Different source types have different quality thresholds

Another important distinction to make is that different source types have different thresholds.

This is why third-party tools that produce keyword difficulty scores based on a metric such as backlinks for all results on Page 1 have issues, as not all source types on the majority of SERPs are judged in the same way.

This means that in order to ascertain the “benchmark” for what it will take your website and content to get into a traffic-driving position, you need to compare against other websites with the same source types, and then the type of content that they’re ranking with.

Topic clusters and frequency

Establishing good topic clusters and having easy-to-follow information trees allow search engines to understand your website source type and “usefulness depth” with greater ease.

This is also why, in my opinion, for a number of queries in the same space (e.g., tech), you are likely to see websites akin to G2 and Capterra frequently for a broad range of queries.

A search engine can have a greater level of confidence in returning these websites in the SERPs, regardless of the software/tech type, as these websites have:

High publishing frequencies.
A logical information tree.
Developed a strong reputation for helpful, accurate information

When developing webpages within the topic clusters, aside from semantics and good keyword research, it’s also important to understand the basics of natural language interfaces, particularly the Stanford Natural Language Inference (SNLI) corpus.

The basics of this are that you need to test the hypothesis against the text, and the conclusion is either that the text entails, contradicts, or is neutral against the hypothesis.

For a search engine, if the webpage contradicts the hypothesis, then it will have low value and shouldn’t be retrieved or ranked.
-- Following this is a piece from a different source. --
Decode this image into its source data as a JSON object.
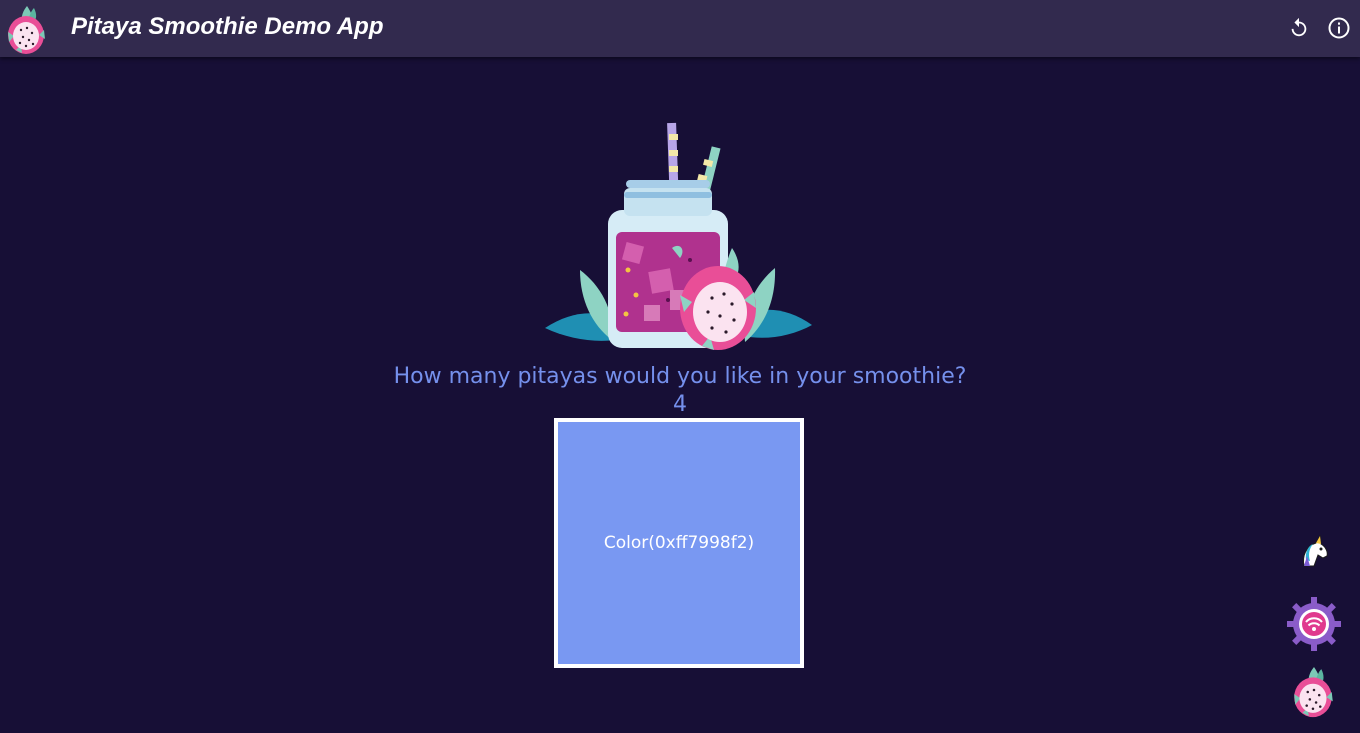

Whereas if the webpage entails, or is neutral against the query, then it can be considered for ranking to both provide the answer and potential non-bias perspective (depending on the query).

We do this to an extent through content hubs/content clusters that have become more popular in the past five years as ways of demonstrating E-A-T and creating linkable, high-authority assets for non-brand search terms.

This is achieved through good information architecture on the website, and being concise in our topical clusters and internal linking, making it easier for search engines, at scale, to digest.

Understand source types to inform your SEO strategy

By better understanding the source types ranking most prominently for the target search queries, we can produce better strategies and forecasting that yield more immediate results.

This is a better option instead of driving toward search terms that we’re simply not appropriate for and won’t likely see a return in traffic against the resource investment.